The Marvel Cinematic Universe is giving us Captain Marvel coming up. If you saw the first two trailers, it doesn’t move you one bit to see it. Captain Marvel is supposed to be crucial in the upcoming Avengers 4: Endgame movie so to make her character plausible so they have spent over $200 million to make a movie about a third tier superhero that has no star appeal to the fan base. The star of Captain Marvel, Brie Larson, is not winning over any fans based on the trailers presented so far.
And she has also made comments that target the tried and tired refrain of attacking fat white men as the problem with whatever it is that she’s railing against. White men are catching hell just for being white men even when they haven’t done anything wrong. I guess they understand what it is to be a black man these days?
From what I’ve been gathering form both male and female critics surrounding Captain Marvel, the consensus is not good or bode well for Captain Marvel. I’m seeing it making Solo money at the box office. I don’t see how they could spend that kind of money on a third tier superhero just to justify her showing up in Avenger 4, that’s an expensive tab that may not get the results they may be looking for.
It seems that there is this trend to defy the fan base. The fans are the one that makes your movie and TV show a success. The fans are the one that helps bring back a canceled show (Hello Timeless, goodbye Timeless). The fans are the one that shows up every year to Comic-Con where you hawk your shows. If your fan base thinks that Michael Burnham from Star Trek Discovery is a Mary Sue, maybe you should take it under advisement? More and more, the fan base to many stalwart franchises is starting or have started revolting against these shows because they have strayed too far for the core ideal of what the show represents. In the last few years, things have changed and the landscape has changed as well. Social media has become this unruly behemoth gnashing at everything in its path and people are capitulating to the beast by becoming impotent close. Film critics to established media outlets like Rotten Tomatoes and IMDB are consider paid shills for goody bags to the fan base and independent critics don’t believe the hype surrounding some of the tentpole films and have pledged to dig deeper into the numbers.
Independent film critics like Grace Randolph from Beyond The Trailer and MechaRandom42, both YouTube darlings, have been outspoken when it comes to what is really going on with film production houses, the numbers behind the project and what’s going on with the top execs and just plain insightful as a whole as they get inside scoop from some credible sources.

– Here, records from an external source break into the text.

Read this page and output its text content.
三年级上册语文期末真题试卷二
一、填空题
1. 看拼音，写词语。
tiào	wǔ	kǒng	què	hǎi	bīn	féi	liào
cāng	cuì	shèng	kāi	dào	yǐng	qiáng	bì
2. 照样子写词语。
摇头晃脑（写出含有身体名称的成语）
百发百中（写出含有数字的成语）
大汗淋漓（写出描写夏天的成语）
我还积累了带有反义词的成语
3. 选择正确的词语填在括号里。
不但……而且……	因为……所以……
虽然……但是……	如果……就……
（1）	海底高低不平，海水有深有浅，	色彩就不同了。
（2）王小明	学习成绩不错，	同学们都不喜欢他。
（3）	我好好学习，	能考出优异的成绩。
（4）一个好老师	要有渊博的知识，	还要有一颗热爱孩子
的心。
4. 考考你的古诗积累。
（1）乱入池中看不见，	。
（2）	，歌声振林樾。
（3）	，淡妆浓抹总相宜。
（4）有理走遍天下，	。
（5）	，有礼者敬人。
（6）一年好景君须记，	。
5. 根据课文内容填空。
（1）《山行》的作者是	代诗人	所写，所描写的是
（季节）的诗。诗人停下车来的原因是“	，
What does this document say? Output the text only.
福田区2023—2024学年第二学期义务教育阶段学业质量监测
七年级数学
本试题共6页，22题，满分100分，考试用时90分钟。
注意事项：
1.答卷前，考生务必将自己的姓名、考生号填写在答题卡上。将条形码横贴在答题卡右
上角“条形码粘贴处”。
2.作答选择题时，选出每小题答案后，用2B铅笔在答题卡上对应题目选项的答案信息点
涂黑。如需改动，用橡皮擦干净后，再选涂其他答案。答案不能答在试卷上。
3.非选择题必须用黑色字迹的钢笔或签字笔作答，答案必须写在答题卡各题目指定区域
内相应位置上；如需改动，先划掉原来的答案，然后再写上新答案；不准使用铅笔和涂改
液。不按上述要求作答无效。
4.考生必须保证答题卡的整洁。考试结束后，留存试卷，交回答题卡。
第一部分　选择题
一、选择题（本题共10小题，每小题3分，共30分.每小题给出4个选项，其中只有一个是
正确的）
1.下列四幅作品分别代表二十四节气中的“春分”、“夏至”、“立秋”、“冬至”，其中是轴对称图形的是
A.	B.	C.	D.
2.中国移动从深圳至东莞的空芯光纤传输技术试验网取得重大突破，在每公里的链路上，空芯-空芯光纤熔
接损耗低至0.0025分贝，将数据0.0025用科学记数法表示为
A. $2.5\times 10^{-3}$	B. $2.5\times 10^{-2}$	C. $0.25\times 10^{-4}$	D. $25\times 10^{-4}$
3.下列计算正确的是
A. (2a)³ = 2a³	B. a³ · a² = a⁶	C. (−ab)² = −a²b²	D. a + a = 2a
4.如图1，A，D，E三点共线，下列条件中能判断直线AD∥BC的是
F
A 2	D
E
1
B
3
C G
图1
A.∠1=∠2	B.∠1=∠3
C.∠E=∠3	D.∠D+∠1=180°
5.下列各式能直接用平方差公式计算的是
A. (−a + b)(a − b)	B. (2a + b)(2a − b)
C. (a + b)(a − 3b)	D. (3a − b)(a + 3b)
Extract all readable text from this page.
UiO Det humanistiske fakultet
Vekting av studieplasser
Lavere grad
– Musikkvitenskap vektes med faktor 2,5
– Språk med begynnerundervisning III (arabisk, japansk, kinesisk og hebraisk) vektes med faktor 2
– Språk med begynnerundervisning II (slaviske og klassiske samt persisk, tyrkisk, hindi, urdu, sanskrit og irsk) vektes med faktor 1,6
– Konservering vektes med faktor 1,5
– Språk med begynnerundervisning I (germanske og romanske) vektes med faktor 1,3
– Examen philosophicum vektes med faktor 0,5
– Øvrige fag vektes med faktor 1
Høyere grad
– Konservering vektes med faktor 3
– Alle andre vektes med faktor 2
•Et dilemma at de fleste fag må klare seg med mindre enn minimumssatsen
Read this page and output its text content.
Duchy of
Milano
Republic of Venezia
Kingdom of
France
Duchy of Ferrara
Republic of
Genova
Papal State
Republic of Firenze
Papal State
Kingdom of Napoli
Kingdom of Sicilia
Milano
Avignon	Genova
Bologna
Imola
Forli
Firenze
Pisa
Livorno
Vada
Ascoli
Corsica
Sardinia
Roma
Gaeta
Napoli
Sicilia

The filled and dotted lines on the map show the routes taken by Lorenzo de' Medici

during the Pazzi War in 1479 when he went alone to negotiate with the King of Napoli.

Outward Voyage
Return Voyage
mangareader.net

While Grace takes more of a diplomatic approach to her review process and inside knowledge, MEchaRandom42
will cut you long and deep and will not apologize while you bleed out. You just can’t turn away.
So where does that leave the hardcore fans? Where does that leave the studios? Do they the studios double down and look at the almighty dollar as their true believer while ignoring the thing that brought them here? Do the hard cores accept the inevitable in that the studios control the horizontal and they control the vertical? Disney did decide to pull back the Star Wars franchise after the dismal Solo movie since it stalled out from making a billion dollars. Quite frankly I was never fond of the idea that Disney now controlled the Star Wars franchise as well as having Marvel in their grasp. George Lucas saw that the devil’s horns were in the shape of mouse ears that lulled him into a false sense of security. Take heart fandom from all corners of the globe, your voices will be heard. The rebel alliance isn’t done yet.